“There’s one for tardiness, one for impertinence, and one for—lying. You can’t fool me with a yarn about having to show a customer a department. I’ll let you go with demerits, this time, but don’t you ever lie to me again. I know too much about boys.”
Harry’s face turned from white to scarlet. He clenched his hands in an effort to control himself. It seemed to him that for the first time in his life he knew what hatred really meant. Now he understood, or thought he understood, Teddy’s rooted dislike for his former teacher, Miss Alton.

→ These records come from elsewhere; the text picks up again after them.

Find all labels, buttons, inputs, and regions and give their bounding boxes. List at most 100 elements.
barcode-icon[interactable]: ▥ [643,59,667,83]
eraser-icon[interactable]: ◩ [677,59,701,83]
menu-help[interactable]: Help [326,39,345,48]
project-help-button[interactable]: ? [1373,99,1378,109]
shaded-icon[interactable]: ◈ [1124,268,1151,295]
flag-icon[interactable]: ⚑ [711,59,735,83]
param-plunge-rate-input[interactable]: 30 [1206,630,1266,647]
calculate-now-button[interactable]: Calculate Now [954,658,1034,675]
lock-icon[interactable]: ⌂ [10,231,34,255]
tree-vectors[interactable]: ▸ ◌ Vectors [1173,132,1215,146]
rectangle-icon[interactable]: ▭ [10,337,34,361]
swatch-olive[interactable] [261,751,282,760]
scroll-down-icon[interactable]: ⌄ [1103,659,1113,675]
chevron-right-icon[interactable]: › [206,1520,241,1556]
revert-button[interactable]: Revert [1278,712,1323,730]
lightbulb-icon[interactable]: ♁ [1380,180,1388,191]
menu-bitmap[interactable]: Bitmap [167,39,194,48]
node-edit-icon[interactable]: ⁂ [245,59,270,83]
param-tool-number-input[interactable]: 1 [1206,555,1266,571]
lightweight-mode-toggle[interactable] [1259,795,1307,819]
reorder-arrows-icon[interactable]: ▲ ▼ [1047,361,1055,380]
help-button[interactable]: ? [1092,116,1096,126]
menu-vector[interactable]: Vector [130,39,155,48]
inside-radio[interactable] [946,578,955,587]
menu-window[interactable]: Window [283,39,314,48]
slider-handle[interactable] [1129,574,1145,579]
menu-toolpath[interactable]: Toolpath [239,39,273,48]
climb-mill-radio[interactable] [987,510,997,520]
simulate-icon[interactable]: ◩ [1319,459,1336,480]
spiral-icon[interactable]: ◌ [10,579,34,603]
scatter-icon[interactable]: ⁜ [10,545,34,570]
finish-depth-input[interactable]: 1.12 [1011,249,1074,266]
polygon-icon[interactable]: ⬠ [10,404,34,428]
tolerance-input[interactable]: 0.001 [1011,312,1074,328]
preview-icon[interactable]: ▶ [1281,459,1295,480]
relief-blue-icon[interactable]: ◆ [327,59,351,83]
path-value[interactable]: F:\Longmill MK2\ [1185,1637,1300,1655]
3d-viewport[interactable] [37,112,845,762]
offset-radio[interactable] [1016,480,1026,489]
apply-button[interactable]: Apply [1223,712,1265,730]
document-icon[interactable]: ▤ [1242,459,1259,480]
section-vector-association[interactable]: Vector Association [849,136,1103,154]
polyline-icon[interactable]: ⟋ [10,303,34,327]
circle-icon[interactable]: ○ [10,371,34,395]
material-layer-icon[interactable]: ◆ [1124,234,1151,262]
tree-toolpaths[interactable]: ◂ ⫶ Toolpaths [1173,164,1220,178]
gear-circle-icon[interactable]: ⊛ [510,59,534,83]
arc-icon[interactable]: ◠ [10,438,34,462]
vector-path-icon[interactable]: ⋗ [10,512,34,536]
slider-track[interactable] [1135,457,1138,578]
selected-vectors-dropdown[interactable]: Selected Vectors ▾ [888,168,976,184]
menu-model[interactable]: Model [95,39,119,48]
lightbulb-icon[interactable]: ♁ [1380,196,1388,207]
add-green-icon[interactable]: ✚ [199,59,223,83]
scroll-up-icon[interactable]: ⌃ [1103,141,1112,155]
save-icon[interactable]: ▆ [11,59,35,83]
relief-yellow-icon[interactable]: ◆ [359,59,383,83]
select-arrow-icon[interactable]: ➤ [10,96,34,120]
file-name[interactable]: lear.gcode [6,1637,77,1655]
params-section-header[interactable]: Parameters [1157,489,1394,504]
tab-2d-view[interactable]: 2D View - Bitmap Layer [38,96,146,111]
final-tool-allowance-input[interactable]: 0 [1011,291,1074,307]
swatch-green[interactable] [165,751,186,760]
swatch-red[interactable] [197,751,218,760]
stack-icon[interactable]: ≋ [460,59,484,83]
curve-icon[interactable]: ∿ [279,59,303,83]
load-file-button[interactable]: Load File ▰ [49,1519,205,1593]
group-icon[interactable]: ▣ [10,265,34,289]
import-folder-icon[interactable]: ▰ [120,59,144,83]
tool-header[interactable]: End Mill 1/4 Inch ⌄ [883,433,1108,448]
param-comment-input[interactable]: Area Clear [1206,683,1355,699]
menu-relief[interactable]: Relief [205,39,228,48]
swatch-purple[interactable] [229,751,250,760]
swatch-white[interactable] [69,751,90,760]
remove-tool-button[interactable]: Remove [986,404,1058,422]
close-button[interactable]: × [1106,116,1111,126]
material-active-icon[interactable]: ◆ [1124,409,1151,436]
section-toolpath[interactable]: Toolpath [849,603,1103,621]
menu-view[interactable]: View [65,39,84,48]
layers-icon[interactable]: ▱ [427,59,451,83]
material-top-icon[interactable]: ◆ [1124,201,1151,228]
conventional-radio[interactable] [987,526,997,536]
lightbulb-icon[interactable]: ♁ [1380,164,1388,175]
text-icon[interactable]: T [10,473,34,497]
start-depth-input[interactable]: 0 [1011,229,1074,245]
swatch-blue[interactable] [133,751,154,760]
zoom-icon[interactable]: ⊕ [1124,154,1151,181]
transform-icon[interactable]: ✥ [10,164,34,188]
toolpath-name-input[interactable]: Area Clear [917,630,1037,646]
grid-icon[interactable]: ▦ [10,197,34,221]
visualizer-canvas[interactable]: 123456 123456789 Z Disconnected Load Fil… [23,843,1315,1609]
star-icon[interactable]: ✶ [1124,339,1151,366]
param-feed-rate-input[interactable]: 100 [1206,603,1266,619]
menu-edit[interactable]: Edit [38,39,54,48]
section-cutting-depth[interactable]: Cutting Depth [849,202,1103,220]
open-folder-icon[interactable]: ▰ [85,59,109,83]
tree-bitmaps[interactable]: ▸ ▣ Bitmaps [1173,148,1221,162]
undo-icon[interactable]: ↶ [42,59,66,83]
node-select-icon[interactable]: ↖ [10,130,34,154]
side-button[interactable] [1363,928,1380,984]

“Here, take your card and put it away.” Mr. Barton thrust Harry’s card into his hands and stalked off. The boy gazed gloomily at the three black marks that loomed in a sinister row on the bit of cardboard that spelled his future in the store, while, for the first time, deep in his soul, rankled and stung the bitterness of injustice.
[CHAPTER X]
BREAKERS AHEAD FOR HARRY
“Don’t feel so bad about it, Kiddy.” It was the sympathetic Miss Welch who addressed Harry. Seated at the exchange desk she had witnessed Mr. Barton’s harsh, unjust manner of dealing with Harry. Her pretty eyes still snapped with angry sympathy as she tried to comfort the boy, who looked ready to cry.
Harry clenched his hands hard, and manfully swallowed the lump that rose in his throat. He was a sturdy boy and not given to tears, but now his sense of outraged justice was so great that they were very near to falling. “I—I——” he stammered, then stopped, fighting for self-control.
“Don’t I know you wasn’t to blame?” soothed Miss Welch’s kindly voice. “Ain’t I seen him get after other boys besides you, when they hadn’t done a thing? Don’t tell me. You don’t have to. I guess I know old Smarty Barty.”